Jets’ tight ends in tightly contested competition
FLORHAM PARK, N.J. (AP) — The New York Jets will spend the next few weeks sorting through their intriguing quarterback situation, with Sam Darnold, Josh McCown and Teddy Bridgewater the clear focus of attention.
But the tight ends are in perhaps the most tightly contested competition of camp.
New York has a group of five mostly unheralded players trying to win roster spots and be among the guys catching passes from whoever ends up under center this season.
“It’s tough,” coach Todd Bowles said. “We’ve got a lot of competition there. Those guys work hard every day. From top to bottom, it’s probably the deepest we’ve had since I’ve been here.”
Clive Walford and Neal Sterling are the most experienced of the bunch, with both entering their fourth NFL season — but are hardly household names. Eric Tomlinson has established himself as a solid pass-blocking tight end since entering the league in 2015.
Jordan Leggett was a fifth-round draft pick last year, but spent most of the season on injured reserve and is again dealing with an undisclosed injury that has sidelined him the last few practices.
The Jets also drafted Chris Herndon this year in the fourth round, and has an opportunity to win the starting job.
New York actually opened camp with six tight ends, but waived Bucky Hodges after just two practices.
“I think they are all doing a decent job and I think that’s going to be a tough call and that will be one of the tougher position battles that we are going to have to judge going in,” Bowles said. “We’ll continue to monitor it, but I think all of those guys are doing well.”
The tight end position had been mostly an afterthought in the Jets’ offense in recent seasons until Austin Seferian-Jenkins caught a career-high 50 passes to rank third on the team in receptions. But he signed with Jacksonville in March after New York allowed him to leave as a free agent.
“All of them have good hands,” tight ends coach Jimmie Johnson said during minicamp in June. “I can’t sit here and say one of them catches the ball better than the other.”
Here’s a look at the five tight ends competing for roster spots:
6-foot-4, 253 pounds, 22 years old, rookie, Miami.
Herndon had four catches in team drills during the Jets’ scrimmage at Rutgers on Saturday night, continuing a strong camp.
“He’s had good practices,” Bowles said. “When the lights come on next Friday night when we play our first preseason game (vs. Atlanta) those guys will get a real chance to play.”

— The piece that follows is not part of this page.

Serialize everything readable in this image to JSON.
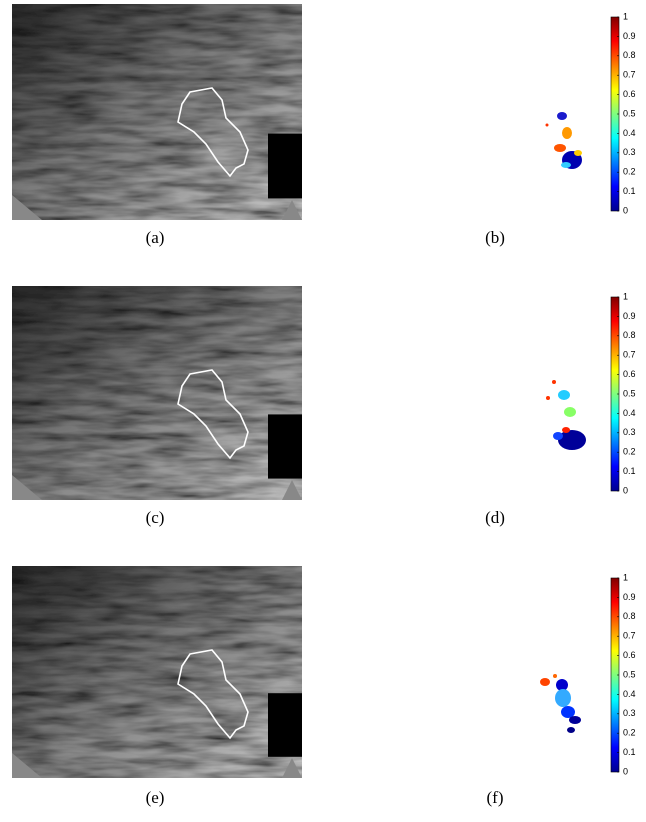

Herndon had 86 catches for 1,048 yards and seven touchdowns in four seasons with the Hurricanes, and was regarded as a mostly solid blocker. He injured a knee late last season and was limited in spring workouts, but is now healthy.
It’s uncertain, however, if he’ll be available at the start of the regular season. Herndon was arrested in May for driving while intoxicated in New Jersey and is facing possible discipline from the NFL.
6-5, 258, 23, second season, Clemson.
Leggett might be the biggest wild-card in the bunch because he hasn’t been able to stay healthy, but has displayed solid pass-catching skills when he’s been on the field.
Leggett actually entered camp last year expected to be the starter on opening day because Seferian-Jenkins had to serve a two-game suspension for a DUI. But Leggett injured a knee early in the preseason and had his season officially end in October when he was placed on IR.
6-4, 257, 26, fourth season, Monmouth.
Sterling has shown good hands this summer after limited action with the Jets last season.
He was a seventh-round pick of Jacksonville in 2015 and had no catches in nine games. Sterling caught 12 passes for 110 yards in his second season with the Jaguars, but was waived last September as one of the team’s camp cuts.
The Jets signed him and waived him a month later, but then plucked him from Kansas City’s practice squad last October.
6-6, 263, 26, third season, UTEP.
Tomlinson came to the Jets in 2016 with a reputation for being a good blocker during stints in camps with Philadelphia and Houston.
He played in seven games with New York two years ago, including five starts, but didn’t flash much pass-catching ability until last season when he had eight receptions for 121 yards and his first NFL touchdown. Tomlinson is also a solid special teamer.
“Tomlinson played well for us last year,” Bowles said. “He is kind of our rock, and he’s solid this year. He’s really our unsung ‘Steady Eddy’ guy.”
6-4, 250, 26, fourth season, Miami.
Walford was a third-round pick by Oakland in 2015 and showed promise in the Raiders’ offense while catching three TD passes in each of his first two seasons.
A switch in offensive coordinators last season led to a reduced role for Walford, who was third on the depth chart behind Jared Cook and Lee Smith to start the year. Walford had just three catches through the first 12 games, and finished with nine receptions and no TDs after a concussion sidelined him the final three weeks.
He was released by Oakland in March, and claimed off waivers by New York.